LS: An API is an application programming interface, and interfaces connect applications to a software system. Google Maps APIs offer a wealth of options for making interactive maps tangible and usable. For example, the Google Maps Directions API answers the question of how long a trip from Hamburg to Munich would take by car, and what the best route would be.
How are APIs and maps connected?
DF: Maps and APIs are closely linked. If you want to show something on a map, APIs are used to make that happen. To put it figuratively, the map is a pizza base and APIs are the various toppings. The map provides a basis on which the APIs can supply answers. They bring the map to life; they are the map’s brain.
What are the most common APIs?
DF: The Geocoding API is the most widely used by our customers. This API converts an address into geographic coordinates which can be placed on the map as a marker. And of course, it all works in reverse, too. Geocoding is often used to display business locations, employees or work sites on a map. This allows for better calculation and optimization of routes to work, and so on.
LS: The Directions API is another of the most frequently used interfaces, making it possible to obtain directions between two locations, plan routes with up to 100 waypoints and calculate the estimated journey time. As such, this API is used when companies need to plan or optimize routes. To expand on the example of the Geocoding API, if an employee’s location is shown, the Directions API can be used to calculate the shortest or fastest route to the next customer.
Are there any particularly exciting APIs?
DF: One of my favorites is the Roads API. It determines the road on which a vehicle is driving and provides additional metadata about that road, such as speed limits. It also has the feature Snap to Roads which is used when tracking vehicles. The Roads API allows the route to be compared with the road, which makes it possible to work out what road the vehicle is most likely to have taken. This is significantly more convenient for companies involved in fleet management, as routes are displayed directly with GPS sensor data. Journeys can also be analyzed better and more precisely.
LS: With a database of more than 100 million companies, businesses and other points of interest, I think the Places API is incredibly impressive. Its “search nearby” feature and automatic address completion are helpful too. Everyone knows the benefits of autocomplete when Googling and companies are able to exploit it in B2B and B2C operations. But autocomplete is not just user-friendly because it saves work. It also helps shipping companies to minimize errors in address validation and work more efficiently.
How are APIs linked together?
PL: Often, information from one API is supplemented by further APIs and augmented by additional information. A good example of multiple APIs being used is www.wo.de. The website shows relevant information on the current location or a particular destination. There are three APIs working in the background for this – Places, Geocoding and Directions. Another good example is Sun Surveyor, an app which calculates when and where perfect sunlight can be found. This application helps in finding locations for solar panels, for example. Photographers use the app for their work too. The elements integrated here were the Elevation API, Time Zone API, Google Maps SDK for iOS and Google Maps Android API.

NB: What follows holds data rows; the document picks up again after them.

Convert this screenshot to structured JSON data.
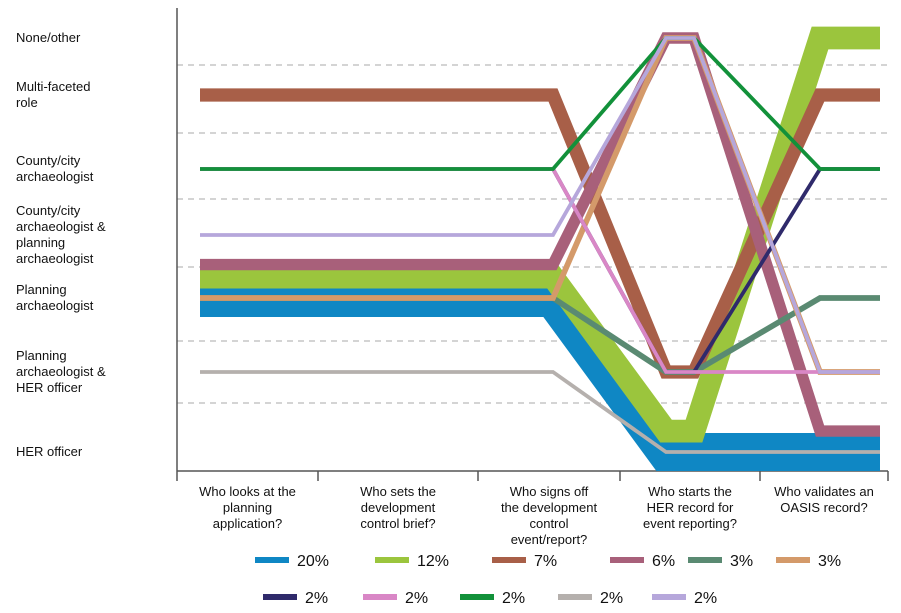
{
  "chart_data": {
    "type": "line",
    "title": "",
    "xlabel": "",
    "ylabel": "",
    "categories": [
      "Who looks at the planning application?",
      "Who sets the development control brief?",
      "Who signs off the development control event/report?",
      "Who starts the HER record for event reporting?",
      "Who validates an OASIS record?"
    ],
    "category_lines": [
      [
        "Who looks at the",
        "planning",
        "application?"
      ],
      [
        "Who sets the",
        "development",
        "control brief?"
      ],
      [
        "Who signs off",
        "the development",
        "control",
        "event/report?"
      ],
      [
        "Who starts the",
        "HER record for",
        "event reporting?"
      ],
      [
        "Who validates an",
        "OASIS record?"
      ]
    ],
    "y_categories": [
      "HER officer",
      "Planning archaeologist & HER officer",
      "Planning archaeologist",
      "County/city archaeologist & planning archaeologist",
      "County/city archaeologist",
      "Multi-faceted role",
      "None/other"
    ],
    "y_category_lines": [
      [
        "HER officer"
      ],
      [
        "Planning",
        "archaeologist &",
        "HER officer"
      ],
      [
        "Planning",
        "archaeologist"
      ],
      [
        "County/city",
        "archaeologist &",
        "planning",
        "archaeologist"
      ],
      [
        "County/city",
        "archaeologist"
      ],
      [
        "Multi-faceted",
        "role"
      ],
      [
        "None/other"
      ]
    ],
    "grid": true,
    "legend_position": "bottom",
    "series": [
      {
        "label": "20%",
        "color": "#0f87c4",
        "weight": 20,
        "values": [
          "Planning archaeologist",
          "Planning archaeologist",
          "Planning archaeologist",
          "HER officer",
          "HER officer"
        ]
      },
      {
        "label": "12%",
        "color": "#9bc53d",
        "weight": 12,
        "values": [
          "Planning archaeologist",
          "Planning archaeologist",
          "Planning archaeologist",
          "HER officer",
          "None/other"
        ]
      },
      {
        "label": "7%",
        "color": "#a85f48",
        "weight": 7,
        "values": [
          "Multi-faceted role",
          "Multi-faceted role",
          "Multi-faceted role",
          "Planning archaeologist & HER officer",
          "Multi-faceted role"
        ]
      },
      {
        "label": "6%",
        "color": "#a8607a",
        "weight": 6,
        "values": [
          "Planning archaeologist",
          "Planning archaeologist",
          "Planning archaeologist",
          "None/other",
          "HER officer"
        ]
      },
      {
        "label": "3%",
        "color": "#5a8a72",
        "weight": 3,
        "values": [
          "Planning archaeologist",
          "Planning archaeologist",
          "Planning archaeologist",
          "Planning archaeologist & HER officer",
          "Planning archaeologist"
        ]
      },
      {
        "label": "3%",
        "color": "#d49a6a",
        "weight": 3,
        "values": [
          "Planning archaeologist",
          "Planning archaeologist",
          "Planning archaeologist",
          "None/other",
          "Planning archaeologist & HER officer"
        ]
      },
      {
        "label": "2%",
        "color": "#2f2a6b",
        "weight": 2,
        "values": [
          "County/city archaeologist",
          "County/city archaeologist",
          "County/city archaeologist",
          "Planning archaeologist & HER officer",
          "County/city archaeologist"
        ]
      },
      {
        "label": "2%",
        "color": "#d987c6",
        "weight": 2,
        "values": [
          "County/city archaeologist",
          "County/city archaeologist",
          "County/city archaeologist",
          "Planning archaeologist & HER officer",
          "Planning archaeologist & HER officer"
        ]
      },
      {
        "label": "2%",
        "color": "#12913a",
        "weight": 2,
        "values": [
          "County/city archaeologist",
          "County/city archaeologist",
          "County/city archaeologist",
          "None/other",
          "County/city archaeologist"
        ]
      },
      {
        "label": "2%",
        "color": "#b5b0ad",
        "weight": 2,
        "values": [
          "Planning archaeologist & HER officer",
          "Planning archaeologist & HER officer",
          "Planning archaeologist & HER officer",
          "HER officer",
          "HER officer"
        ]
      },
      {
        "label": "2%",
        "color": "#b6a7db",
        "weight": 2,
        "values": [
          "County/city archaeologist & planning archaeologist",
          "County/city archaeologist & planning archaeologist",
          "County/city archaeologist & planning archaeologist",
          "None/other",
          "Planning archaeologist & HER officer"
        ]
      }
    ]
  }
}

What is Google currently working on – and what can we look forward to in the future?
LS: Google is constantly working to improve and update their APIs, so the options available in the Directions and Distance Matrix APIs should increase in future. The Directions API recently had historical traffic data integrated, which gives information about how heavy the traffic is likely to be at a particular time on a given day of the week. This enhancement to the API has been well received. I am curious to see what innovations Google will introduce in the next few years. They are clearly working tirelessly to ensure that they continue to cover customer needs as broadly in the future.